We just passed the 206th anniversary of the New Madrid, Missouri, earthquakes. The first tremors were experienced on 16 December 1811. They continued into March of 1812. The apparently strongest earthquake in US history occurred on 7 February 1812 with an estimated magnitude of 8.8 on the Richter scale. That would make it ten times as large as the 1906 San Francisco earthquake (blog post 13 June 2017).
The family of my 2nd great-grandparents lived in Washington County, VA at the time. I am sure they felt the shocks but would not have known from where they originated.
There are many technical summaries of the event and reports done by the USGS. A few can be found at: Bicentennial of the 1811–1812 New Madrid Earthquake Sequence
This report offers a great summary of the events, geography involved, images illustrating the destruction and first-hand accounts: “The New Madrid earthquakes occurred along the western frontier of the young United States. They were felt in all settled parts of the central and eastern United States, as well as in Toronto, Canada. They caused general alarm from Detroit, Mich., to New Orleans, La. Chimneys were knocked down as far away as Cincinnati, Ohio, 560 kilometers (km) [350 miles (mi)] away. Closer to the earthquakes, Memphis, Tenn. was not yet established, but in St. Louis, Mo., many homes were damaged. The thriving frontier trading town of New Madrid, Mo., was damaged severely and temporarily evacuated. About 45 km (30 mi) south of New Madrid, Little Prairie, Mo., was destroyed. During the earthquake the ground rose, fell, and cracked; trees snapped and were uprooted; large landslides were abundant on steep ground from the future site of Memphis, Tenn., to southernmost Illinois. Large areas rose permanently, and some of them dammed rivers to create or enlarge lakes that remain (Reelfoot Lake, Tenn.). Other large areas sank and were flooded by streams and enormous volumes of water and sand that erupted from thousands of fissures over a region about 240 km (150 mi) long and 80 km (50 mi) wide. Great waves on the Mississippi River and collapsed banks and sand bars destroyed some boats and washed others ashore.

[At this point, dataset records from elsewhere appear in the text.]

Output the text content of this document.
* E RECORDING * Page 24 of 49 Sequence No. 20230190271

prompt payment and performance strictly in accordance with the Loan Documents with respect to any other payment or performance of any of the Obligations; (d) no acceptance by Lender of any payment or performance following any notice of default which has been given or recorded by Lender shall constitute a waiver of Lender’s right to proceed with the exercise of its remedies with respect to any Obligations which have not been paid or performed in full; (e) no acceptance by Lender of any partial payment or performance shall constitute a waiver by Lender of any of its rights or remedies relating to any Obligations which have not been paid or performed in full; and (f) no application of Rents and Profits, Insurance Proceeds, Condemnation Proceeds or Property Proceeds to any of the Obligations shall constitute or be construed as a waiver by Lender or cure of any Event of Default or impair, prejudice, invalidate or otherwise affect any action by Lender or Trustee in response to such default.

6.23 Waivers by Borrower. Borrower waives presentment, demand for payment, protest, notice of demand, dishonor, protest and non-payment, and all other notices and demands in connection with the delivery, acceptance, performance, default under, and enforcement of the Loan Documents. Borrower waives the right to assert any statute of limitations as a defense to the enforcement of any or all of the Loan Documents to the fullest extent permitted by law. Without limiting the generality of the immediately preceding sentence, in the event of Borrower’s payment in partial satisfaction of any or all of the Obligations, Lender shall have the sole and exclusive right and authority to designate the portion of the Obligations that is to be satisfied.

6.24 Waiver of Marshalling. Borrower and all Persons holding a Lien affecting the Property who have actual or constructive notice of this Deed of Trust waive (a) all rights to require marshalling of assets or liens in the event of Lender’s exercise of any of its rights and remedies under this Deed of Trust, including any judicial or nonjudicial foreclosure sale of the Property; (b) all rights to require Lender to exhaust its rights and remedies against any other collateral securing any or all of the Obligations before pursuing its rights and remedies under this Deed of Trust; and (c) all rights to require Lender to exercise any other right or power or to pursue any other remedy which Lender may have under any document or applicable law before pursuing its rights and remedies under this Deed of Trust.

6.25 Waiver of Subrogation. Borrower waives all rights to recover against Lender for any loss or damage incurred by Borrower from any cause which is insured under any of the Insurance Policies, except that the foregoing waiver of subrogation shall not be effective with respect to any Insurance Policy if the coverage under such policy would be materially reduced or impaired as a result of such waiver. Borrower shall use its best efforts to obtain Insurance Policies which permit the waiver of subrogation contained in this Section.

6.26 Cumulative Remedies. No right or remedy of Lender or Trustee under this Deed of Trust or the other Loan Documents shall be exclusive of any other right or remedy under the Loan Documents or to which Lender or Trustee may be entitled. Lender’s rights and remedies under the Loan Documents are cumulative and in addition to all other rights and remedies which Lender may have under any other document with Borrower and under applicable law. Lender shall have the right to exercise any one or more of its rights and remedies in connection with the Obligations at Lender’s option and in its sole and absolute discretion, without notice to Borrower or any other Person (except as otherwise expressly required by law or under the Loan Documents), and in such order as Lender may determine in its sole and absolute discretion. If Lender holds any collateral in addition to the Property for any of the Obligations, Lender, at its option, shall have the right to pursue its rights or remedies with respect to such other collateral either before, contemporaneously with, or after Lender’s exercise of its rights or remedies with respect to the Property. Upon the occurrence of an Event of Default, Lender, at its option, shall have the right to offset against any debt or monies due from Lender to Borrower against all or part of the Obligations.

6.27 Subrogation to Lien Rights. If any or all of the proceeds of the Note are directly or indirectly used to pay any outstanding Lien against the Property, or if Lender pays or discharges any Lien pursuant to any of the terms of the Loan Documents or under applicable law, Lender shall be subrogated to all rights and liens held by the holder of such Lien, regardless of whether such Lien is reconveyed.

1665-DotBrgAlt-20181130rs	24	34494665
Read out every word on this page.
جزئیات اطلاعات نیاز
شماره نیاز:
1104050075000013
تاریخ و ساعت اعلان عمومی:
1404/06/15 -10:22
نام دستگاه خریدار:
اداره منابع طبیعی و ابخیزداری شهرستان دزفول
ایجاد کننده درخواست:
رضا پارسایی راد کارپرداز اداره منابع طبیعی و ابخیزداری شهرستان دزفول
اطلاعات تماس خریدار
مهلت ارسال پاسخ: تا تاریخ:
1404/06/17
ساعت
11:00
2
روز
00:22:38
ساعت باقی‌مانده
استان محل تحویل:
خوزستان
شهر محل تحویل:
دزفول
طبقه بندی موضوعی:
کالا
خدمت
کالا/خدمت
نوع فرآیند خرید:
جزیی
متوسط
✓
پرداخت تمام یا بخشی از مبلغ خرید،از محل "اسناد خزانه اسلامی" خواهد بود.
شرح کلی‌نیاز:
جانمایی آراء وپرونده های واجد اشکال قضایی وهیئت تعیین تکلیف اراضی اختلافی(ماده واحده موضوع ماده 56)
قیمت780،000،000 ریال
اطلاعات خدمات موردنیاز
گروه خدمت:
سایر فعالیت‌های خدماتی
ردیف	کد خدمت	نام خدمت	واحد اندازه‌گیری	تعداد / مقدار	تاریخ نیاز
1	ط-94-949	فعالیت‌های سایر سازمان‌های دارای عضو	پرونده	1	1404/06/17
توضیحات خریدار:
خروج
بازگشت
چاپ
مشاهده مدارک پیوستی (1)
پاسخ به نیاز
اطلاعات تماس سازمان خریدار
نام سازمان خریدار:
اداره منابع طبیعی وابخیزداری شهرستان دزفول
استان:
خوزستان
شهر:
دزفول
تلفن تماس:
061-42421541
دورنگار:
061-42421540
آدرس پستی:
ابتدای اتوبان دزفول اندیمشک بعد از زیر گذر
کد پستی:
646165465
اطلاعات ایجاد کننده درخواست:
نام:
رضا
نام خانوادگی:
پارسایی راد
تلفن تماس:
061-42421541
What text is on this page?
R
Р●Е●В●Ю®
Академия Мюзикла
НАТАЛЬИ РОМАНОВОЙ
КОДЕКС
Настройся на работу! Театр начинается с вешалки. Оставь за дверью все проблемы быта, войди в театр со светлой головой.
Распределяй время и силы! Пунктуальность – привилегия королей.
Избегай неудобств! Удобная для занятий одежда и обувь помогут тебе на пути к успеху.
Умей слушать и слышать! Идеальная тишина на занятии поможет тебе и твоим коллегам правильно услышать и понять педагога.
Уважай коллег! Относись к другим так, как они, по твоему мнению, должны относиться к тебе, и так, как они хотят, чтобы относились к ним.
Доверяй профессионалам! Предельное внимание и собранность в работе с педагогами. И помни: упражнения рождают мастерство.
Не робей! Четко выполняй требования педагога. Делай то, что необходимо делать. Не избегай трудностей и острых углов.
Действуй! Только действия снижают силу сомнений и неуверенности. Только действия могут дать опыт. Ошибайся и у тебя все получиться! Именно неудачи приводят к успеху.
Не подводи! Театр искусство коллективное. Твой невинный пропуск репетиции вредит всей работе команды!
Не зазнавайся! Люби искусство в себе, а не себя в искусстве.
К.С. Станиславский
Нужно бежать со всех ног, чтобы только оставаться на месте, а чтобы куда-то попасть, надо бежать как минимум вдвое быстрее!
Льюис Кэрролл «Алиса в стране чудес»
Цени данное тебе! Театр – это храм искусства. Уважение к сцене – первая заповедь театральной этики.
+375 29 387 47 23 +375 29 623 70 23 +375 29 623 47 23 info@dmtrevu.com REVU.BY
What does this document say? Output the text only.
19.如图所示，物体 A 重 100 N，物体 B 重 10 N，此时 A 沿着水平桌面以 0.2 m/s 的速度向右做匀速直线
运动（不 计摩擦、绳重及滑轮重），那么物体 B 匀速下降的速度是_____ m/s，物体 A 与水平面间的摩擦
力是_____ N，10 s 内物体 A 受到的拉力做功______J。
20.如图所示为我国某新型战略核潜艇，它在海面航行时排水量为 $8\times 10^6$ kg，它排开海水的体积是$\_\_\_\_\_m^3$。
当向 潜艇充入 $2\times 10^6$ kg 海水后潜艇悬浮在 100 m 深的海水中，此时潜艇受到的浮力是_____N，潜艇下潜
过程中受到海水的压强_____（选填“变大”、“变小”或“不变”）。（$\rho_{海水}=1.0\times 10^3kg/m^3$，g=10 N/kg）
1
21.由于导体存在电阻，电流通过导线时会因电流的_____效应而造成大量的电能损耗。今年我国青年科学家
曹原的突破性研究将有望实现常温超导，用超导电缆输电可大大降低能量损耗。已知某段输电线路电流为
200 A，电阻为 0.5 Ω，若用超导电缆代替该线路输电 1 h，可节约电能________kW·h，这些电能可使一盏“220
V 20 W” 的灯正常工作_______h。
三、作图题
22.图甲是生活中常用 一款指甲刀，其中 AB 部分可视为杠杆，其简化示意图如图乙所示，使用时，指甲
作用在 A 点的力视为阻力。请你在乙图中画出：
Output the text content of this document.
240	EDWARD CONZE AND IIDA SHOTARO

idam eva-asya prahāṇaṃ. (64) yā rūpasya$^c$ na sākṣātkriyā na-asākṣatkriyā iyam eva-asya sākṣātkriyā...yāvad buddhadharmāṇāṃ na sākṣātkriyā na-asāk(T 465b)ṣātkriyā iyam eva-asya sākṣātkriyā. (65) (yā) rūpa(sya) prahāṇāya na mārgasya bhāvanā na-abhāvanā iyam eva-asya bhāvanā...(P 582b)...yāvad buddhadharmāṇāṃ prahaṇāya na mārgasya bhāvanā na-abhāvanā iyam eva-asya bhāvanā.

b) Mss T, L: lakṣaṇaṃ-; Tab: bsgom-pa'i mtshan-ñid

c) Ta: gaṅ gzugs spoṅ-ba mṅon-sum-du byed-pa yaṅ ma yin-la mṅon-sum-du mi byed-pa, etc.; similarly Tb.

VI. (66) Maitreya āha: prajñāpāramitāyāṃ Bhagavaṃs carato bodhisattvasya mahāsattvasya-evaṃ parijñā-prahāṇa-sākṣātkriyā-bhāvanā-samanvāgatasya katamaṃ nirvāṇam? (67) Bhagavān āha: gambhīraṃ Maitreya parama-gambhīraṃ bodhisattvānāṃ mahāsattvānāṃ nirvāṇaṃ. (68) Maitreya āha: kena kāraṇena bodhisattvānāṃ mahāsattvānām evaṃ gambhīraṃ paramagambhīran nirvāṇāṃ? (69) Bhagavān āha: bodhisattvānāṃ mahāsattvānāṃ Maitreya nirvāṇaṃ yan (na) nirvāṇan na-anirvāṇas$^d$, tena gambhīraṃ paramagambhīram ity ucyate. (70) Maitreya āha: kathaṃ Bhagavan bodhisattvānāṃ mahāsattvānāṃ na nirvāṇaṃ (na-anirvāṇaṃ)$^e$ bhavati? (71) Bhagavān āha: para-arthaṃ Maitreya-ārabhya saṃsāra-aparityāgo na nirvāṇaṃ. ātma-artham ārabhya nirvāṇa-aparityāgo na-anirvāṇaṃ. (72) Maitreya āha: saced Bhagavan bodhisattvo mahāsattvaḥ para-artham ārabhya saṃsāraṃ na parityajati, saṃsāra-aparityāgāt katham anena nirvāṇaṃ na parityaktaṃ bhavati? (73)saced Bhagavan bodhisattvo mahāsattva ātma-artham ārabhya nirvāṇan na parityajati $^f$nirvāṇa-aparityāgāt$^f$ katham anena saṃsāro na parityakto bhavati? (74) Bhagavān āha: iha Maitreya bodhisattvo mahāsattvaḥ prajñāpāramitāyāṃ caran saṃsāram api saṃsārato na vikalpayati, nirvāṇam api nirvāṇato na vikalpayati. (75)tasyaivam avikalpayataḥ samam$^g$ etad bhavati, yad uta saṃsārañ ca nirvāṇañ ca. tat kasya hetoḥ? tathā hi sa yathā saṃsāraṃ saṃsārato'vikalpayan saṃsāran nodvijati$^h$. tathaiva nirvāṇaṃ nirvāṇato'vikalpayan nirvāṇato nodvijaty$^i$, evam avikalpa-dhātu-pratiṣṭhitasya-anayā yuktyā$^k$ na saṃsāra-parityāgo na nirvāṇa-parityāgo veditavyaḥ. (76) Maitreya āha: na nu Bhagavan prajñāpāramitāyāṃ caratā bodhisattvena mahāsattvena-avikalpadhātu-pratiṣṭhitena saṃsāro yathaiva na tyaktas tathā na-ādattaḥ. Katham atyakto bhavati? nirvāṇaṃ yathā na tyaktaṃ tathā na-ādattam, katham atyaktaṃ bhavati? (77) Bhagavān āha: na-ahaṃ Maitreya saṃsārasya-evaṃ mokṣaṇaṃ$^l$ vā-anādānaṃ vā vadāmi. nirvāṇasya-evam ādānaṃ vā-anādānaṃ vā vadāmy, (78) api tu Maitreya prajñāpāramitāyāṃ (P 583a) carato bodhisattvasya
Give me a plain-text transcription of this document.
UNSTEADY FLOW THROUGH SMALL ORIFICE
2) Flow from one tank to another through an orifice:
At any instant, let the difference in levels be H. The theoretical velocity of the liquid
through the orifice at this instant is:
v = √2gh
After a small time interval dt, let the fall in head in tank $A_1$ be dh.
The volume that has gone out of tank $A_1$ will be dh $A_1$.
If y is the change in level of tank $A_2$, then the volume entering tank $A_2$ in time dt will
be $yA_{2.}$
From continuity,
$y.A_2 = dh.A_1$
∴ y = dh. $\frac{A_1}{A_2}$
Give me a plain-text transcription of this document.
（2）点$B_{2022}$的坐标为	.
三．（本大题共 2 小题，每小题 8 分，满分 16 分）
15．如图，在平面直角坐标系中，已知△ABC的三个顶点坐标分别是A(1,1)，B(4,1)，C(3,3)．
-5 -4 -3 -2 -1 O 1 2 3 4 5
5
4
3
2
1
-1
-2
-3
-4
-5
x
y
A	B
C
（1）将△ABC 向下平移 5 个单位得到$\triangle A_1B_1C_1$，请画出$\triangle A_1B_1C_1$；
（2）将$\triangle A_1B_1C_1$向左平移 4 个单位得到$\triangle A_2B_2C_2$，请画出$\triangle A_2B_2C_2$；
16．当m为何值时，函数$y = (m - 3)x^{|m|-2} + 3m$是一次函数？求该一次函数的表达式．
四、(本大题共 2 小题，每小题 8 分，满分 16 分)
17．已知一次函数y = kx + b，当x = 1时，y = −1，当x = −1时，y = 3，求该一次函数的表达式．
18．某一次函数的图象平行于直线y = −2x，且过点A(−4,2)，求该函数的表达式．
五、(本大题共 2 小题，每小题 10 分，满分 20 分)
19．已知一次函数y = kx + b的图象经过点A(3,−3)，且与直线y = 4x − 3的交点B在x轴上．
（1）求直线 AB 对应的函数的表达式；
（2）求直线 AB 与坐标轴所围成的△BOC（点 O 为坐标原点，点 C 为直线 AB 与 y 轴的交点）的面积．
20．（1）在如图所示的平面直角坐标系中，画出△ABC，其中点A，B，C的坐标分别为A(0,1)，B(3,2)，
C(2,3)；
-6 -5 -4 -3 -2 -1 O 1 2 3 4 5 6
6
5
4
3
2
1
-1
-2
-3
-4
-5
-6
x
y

A sudden uplift beneath the river caused it to overflow its banks, briefly flow upstream, and form two large rapids.”
A tinted engraving shows the clearing of a passage on the Missouri River for riverboats from the Kozak Collection at the Earthquake Engineering Research Center, University of California, Berkeley; downloaded from The New Madrid Earthquakes of 1811-1812
Because the region affected was still sparsely occupied, there were few deaths as a result of the event. Notwithstanding that, there was significant property damage including the total destruction of the town of Little Prairie, MO. The quake actually caused a tsunami on the Mississippi River that upturned boats and eroded banks. Certainly hundreds of families would have been affected, some perhaps losing all that they owned.
These kinds of events may be little known by most people, let alone family researchers. But they no doubt had enormous impact on communities near where they occurred.
Ancestry lists 45 people, likely just the householder, living in Little Prairie, Missouri, on their US Census Reconstructed Records in 1810. The region around New Madrid had been settled by the French during the 18th century. Most of the men named on the census were of French origin. A search of later census record on Ancestry resulted in no one living in Little Prairie. Nine names, at least similar sounding, resided in nearby centres of Cape Girardeau, Louisiana and St. Louis, in 1820. Seven individuals were in Missouri in 1830.
One prominent family in New Madrid started in Little Prairie. Raphael Lesieur appears on the 1810 census list of Little Prairie residents, along with several apparent other related Lesieur families. He was born in Trois Riviere, Quebec in 1777. He and wife, Marie-Francoise Guilbert had one child in Little Prairie in 1810 and nine others after they moved to New Madrid. Lesieur Township, now part of New Madrid may have been named after the family. According to author Goodspeed’s History of Southeast Missouri (page 901), Raphael “came to Missouri in 1798, locating in what is now Pemiscot County. . . but during the earthquake of 1811-1812, the farm of which he resided sank and became part of a lake. He then removed to New Madrid Coutnry, and settled on a farm in the neighbourhood of Point Pleasant…” Raphael died in New Madrid, Missouri in 1855.
One wonders what the history of this family might have been if they had not been driven away from their first home in Little Prairie by the effects of a major earthquake.
Goodspeed's History of Southeast Missouri: Embracing an Historical Account of the Counties of Ste. Genevieve, St. Francois, Perry, Cape Girardeau, Bollinger, Madison, New Madrid, Pemiscot, Dunklin, Scott, Mississippi, Stoddard, Butler, Wayne, and Iron.